Three candidates have filed nomination papers for Municipal Justice in the Village of Oregon. According to law, unless one of them withdraws within the 10-day period following filing, the village will be forced to hold a primary election for this office, as only two candidates can be on the final ballot. Candidates who have filed are LaVerne Ringhand, Charles Curran and Larry Rhead.


Burlyn Nelson is Oregon’s new Postmaster. He started working for the post office in 1947 starting in Stoughton as a substitute letter carrier, then as a clerk in the post office and then as assistant postmaster.

Plans are underway for the Ninth Annual Miss Oregon Pageant to

be held April 27, 1974. The contest is open to high school girls who are 16 years of age or older. At least ten contestants are needed to make the production successful.



Having their finest game of the season, the Oregon basketball team blasted Lake Mills out of the gym 71-52 as a Parent’s Night crowd thoroughly enjoyed the action. Dave Statz had his best night of the season with twenty-two markers, hitting 10 of 16 shots from the field and drilling twelve points in the third quarter when the Panthers broke the game open. Al McMannes showed that he is completely recovered from his ankle injury, dropping in thirteen points, including 6 of 7 shots from the floor.



Members of the School Site Selection Committee met on January 31st, 1974, to discuss procedure on studying suitable sites for future school buildings. Committee members are Michael Malony, Myron Bacon, Mrs. Ralph O’Brien, Rockwell Venden, and Philip Peterson. Sites will be visited during this week.


On Sunday, February 10, the Oregon High School Bands, under the direction of Michael Davis, will be presenting a concert in the High School Cafetorium. Performing will be the Concert Band and Varsity Band. The public is cordially invited to attend. Admission is $1.00 per family and 50 cents per individual.


Business Ads

Jerry’s I.G.A.: Butter –$0.69 per 1-lb; 3-lb can Folger’s Coffee – $2.91; 64-oz Fabric Softener –$0.99


R&L Beverages: Blatz 6-pack throw-aways – 99 cents; Potosi Beer, case of 24 – $2.79


Bank of Oregon: 7.0%/7.25 APR 4-year CD ($5,000 min); 6.5%/6.81APR 2 ½-year CD ($500 min); 6.0%/6.27% APR 1-year CD ($500 min); 5.5% 90-Day Golden Passbook; 5.0% Regular Passbook Acct

25 Years Ago: February 1999

Village News

Shaka Smart, a senior at Kenyon College in Ohio, was selected as one of the nation’s top 20 college students in the country.  He was chosen from among 984 entrants.  The students are nominated by their school and are judged by their grades, awards, activities, leadership roles and public service.  Smart’s mother, Monica King, said Shaka attributes his success to four specific Oregon teachers, Sandy Owens Kevin Bavery, Pat Fenner and Brian Root.

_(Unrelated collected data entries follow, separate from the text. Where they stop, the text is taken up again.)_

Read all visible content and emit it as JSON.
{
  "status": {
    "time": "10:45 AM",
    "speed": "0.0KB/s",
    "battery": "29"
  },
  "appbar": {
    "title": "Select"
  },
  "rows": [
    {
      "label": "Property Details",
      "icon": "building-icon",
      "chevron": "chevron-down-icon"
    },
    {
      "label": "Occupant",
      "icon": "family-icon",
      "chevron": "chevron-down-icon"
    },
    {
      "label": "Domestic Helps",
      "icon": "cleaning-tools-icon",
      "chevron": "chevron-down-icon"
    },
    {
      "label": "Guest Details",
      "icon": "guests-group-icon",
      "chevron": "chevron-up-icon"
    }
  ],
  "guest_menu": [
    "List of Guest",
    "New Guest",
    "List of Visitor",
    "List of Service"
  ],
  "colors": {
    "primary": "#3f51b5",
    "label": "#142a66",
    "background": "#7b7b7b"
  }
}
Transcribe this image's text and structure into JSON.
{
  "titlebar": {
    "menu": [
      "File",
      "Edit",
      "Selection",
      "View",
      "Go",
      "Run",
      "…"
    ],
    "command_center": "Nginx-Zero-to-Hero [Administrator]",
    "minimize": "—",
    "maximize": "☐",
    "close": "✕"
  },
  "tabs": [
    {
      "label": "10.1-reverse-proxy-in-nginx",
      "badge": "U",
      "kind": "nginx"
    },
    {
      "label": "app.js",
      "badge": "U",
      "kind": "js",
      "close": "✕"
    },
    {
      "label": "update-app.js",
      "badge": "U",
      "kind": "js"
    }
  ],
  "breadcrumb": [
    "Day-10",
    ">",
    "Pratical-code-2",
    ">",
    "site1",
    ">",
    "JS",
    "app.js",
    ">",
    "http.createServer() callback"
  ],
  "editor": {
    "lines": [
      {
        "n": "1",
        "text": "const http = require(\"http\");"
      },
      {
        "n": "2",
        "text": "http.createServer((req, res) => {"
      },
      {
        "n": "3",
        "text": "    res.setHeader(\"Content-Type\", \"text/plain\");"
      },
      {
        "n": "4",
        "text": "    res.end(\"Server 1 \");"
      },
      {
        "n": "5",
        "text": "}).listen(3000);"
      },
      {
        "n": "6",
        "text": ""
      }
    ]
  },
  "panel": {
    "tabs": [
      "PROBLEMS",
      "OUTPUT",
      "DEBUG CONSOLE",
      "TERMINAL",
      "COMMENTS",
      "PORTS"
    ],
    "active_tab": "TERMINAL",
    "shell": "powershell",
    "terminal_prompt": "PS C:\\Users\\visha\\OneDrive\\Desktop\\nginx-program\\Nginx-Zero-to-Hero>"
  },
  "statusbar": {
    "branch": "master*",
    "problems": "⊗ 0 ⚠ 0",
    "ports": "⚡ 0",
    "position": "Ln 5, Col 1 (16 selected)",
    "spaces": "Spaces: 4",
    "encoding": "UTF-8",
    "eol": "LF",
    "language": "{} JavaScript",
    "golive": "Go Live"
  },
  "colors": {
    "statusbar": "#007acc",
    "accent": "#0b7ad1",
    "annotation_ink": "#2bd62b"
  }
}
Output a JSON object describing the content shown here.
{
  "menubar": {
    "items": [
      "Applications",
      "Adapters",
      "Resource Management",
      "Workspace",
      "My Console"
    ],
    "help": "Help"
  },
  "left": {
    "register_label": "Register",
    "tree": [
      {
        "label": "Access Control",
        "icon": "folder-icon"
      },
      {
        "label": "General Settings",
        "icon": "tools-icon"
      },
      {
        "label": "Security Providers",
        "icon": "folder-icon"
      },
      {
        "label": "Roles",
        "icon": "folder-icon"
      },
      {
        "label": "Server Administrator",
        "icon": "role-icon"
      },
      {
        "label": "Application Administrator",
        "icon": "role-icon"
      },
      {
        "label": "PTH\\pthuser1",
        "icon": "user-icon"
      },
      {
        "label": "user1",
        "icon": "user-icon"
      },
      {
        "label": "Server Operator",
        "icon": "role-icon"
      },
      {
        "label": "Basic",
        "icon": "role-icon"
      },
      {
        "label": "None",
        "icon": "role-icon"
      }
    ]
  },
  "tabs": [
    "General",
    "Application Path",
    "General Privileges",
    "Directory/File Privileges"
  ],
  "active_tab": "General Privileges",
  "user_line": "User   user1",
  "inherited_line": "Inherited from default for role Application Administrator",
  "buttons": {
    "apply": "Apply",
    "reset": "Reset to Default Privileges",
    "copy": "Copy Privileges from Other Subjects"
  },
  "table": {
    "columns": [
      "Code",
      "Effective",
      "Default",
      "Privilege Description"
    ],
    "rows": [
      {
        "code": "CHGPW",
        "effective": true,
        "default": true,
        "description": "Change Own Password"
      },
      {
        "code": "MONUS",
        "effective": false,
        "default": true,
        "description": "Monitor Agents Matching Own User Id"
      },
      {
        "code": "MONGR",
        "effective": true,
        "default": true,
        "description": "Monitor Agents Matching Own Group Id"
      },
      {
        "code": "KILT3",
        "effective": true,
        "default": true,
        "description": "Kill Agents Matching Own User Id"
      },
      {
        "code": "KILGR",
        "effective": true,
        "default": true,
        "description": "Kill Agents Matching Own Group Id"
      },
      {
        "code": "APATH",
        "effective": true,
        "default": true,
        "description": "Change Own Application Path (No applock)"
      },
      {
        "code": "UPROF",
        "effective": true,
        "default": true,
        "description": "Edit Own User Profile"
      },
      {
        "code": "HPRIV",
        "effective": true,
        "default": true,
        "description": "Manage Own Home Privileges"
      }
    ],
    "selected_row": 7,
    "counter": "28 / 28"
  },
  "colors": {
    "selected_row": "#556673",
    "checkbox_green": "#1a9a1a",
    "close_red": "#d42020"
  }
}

Ray Lawry, they call him the “Snow Specialist” with good reason.  Ray has been plowing Town of Oregon roads for 50 years.  This past January town officials honored him with a potluck and presented him with a plaque that expressed their gratitude for his many years of service.

The Oregon Marching Band has received confirmation that they will be marching in the Fourth of July Parade this summer.  Last spring the Oregon Marching Band accepted a nomination from Governor Tommy Thompson to represent Wisconsin at the Independence Day Parade in Washington DC.  They have been fundraising ever since. 


FFA – Orgon FFA is one of the ten oldest in the state, being 71 years old now.  The FFA celebrated FFA week from February 20-27.  


Business News

A new veterinarian business called Country View Veterinary Service opened last week.  Veterinarian Larry Mahr, who has had a large animal practice under the name of Oregon Veterinary Clinic this week opened Country View Veterinary Service at 786 N. Main St., located between Burger King and Oregon Family Restaurant.  


Dr. Mahr said their office is a temporary location until their new animal hospital is built in the town of Oregon at the corner of Fish Hatchery Road and County Highway CC.